The consequences are clear. The FDA estimates that about 70 percent of all infection-causing bacteria have become resistant to at least one of the drugs most commonly used to treat infections. Bacitracin, erythromycin, neomycin, streptomycin, tetracycline, and more than 10 other antibiotics, representing all the major classes of clinically important therapies commonly used in human medicine, are approved by the FDA for use in chickens and turkeys. Quinupristin-­dalfopristin was licensed for use on farms in advance of clinical approval. The result was that resistance to the drug emerged even before it could be used to fight infectious disease in human beings.

The story gets worse. Bacteria share DNA with other organisms with which they come into contact, so an antibiotic-resistant gene can transfer from one type of bacterium to another, and a bacterial cell can become resistant to numerous antibiotics at once. Employees in the poultry industry typically work without protective equipment in dusty spaces crowded with thousands of birds; heavy antibiotic use in those conditions creates a paradise for the emergence and spread of these multiantibiotic-resistant bacteria.

Poultry are already a leading source of Salmonella and Campylobacter infections in humans.

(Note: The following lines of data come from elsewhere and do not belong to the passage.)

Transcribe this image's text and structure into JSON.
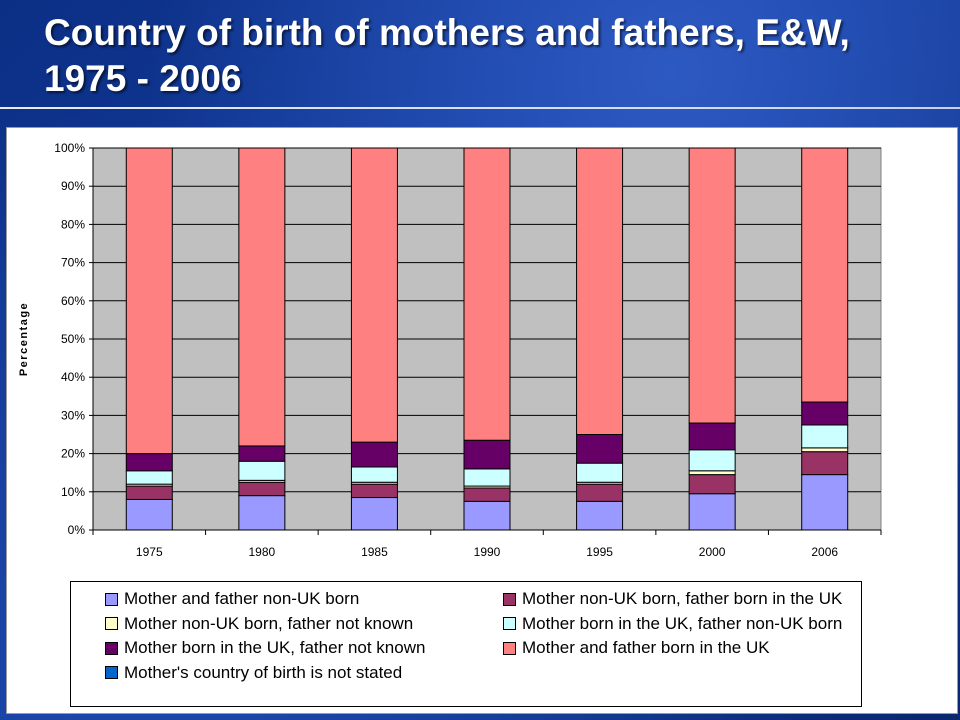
{
  "slide": {
    "title": "Country of birth of mothers and fathers, E&W, 1975 - 2006"
  },
  "chart_data": {
    "type": "bar",
    "stacked": true,
    "percent_stacked": true,
    "categories": [
      "1975",
      "1980",
      "1985",
      "1990",
      "1995",
      "2000",
      "2006"
    ],
    "ylabel": "Percentage",
    "ylim": [
      0,
      100
    ],
    "yticks": [
      "0%",
      "10%",
      "20%",
      "30%",
      "40%",
      "50%",
      "60%",
      "70%",
      "80%",
      "90%",
      "100%"
    ],
    "grid": true,
    "legend_position": "bottom",
    "plot_background": "#c0c0c0",
    "series": [
      {
        "name": "Mother and father non-UK born",
        "color": "#9999ff",
        "values": [
          8,
          9,
          8.5,
          7.5,
          7.5,
          9.5,
          14.5
        ]
      },
      {
        "name": "Mother non-UK born, father born in the UK",
        "color": "#993366",
        "values": [
          3.5,
          3.5,
          3.5,
          3.5,
          4.5,
          5,
          6
        ]
      },
      {
        "name": "Mother non-UK born, father not known",
        "color": "#ffffcc",
        "values": [
          0.5,
          0.5,
          0.5,
          0.5,
          0.5,
          1,
          1
        ]
      },
      {
        "name": "Mother born in the UK, father non-UK born",
        "color": "#ccffff",
        "values": [
          3.5,
          5,
          4,
          4.5,
          5,
          5.5,
          6
        ]
      },
      {
        "name": "Mother born in the UK, father not known",
        "color": "#660066",
        "values": [
          4.5,
          4,
          6.5,
          7.5,
          7.5,
          7,
          6
        ]
      },
      {
        "name": "Mother and father born in the UK",
        "color": "#ff8080",
        "values": [
          80,
          78,
          77,
          76.5,
          75,
          72,
          66.5
        ]
      },
      {
        "name": "Mother's country of birth is not stated",
        "color": "#0066cc",
        "values": [
          0,
          0,
          0,
          0,
          0,
          0,
          0
        ]
      }
    ]
  }
}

If a person ingests chicken contaminated with Salmonella that is resistant to ciprofloxacin and amoxicillin, not only will the Salmonella itself be difficult to treat, it will share its resistance with other bacteria in a person’s body. If the same person later comes down with strep throat, ciprofloxacin and amoxicillin may be ineffective to treat it.

Resistance to antibiotic cures for Campylobacter, Salmonella, and other food-borne pathogens is increasing. Untreatable strains of Enterococcus and Staphylococcus aureus in intensive care units are also on the rise. Over one five-year period in the 1990s, the rate of penicillin resistance increased by 300 percent, while cefotaxime resistance grew by more than 1,000 percent. The annual cost of antimicrobial resistance in Staphylococcus alone has been estimated at $122 million.

Unsafe for humans, a drain on health-care resources, and not even profitable: It’s time for companies like Perdue to kick the antibiotic habit so we can all be better off.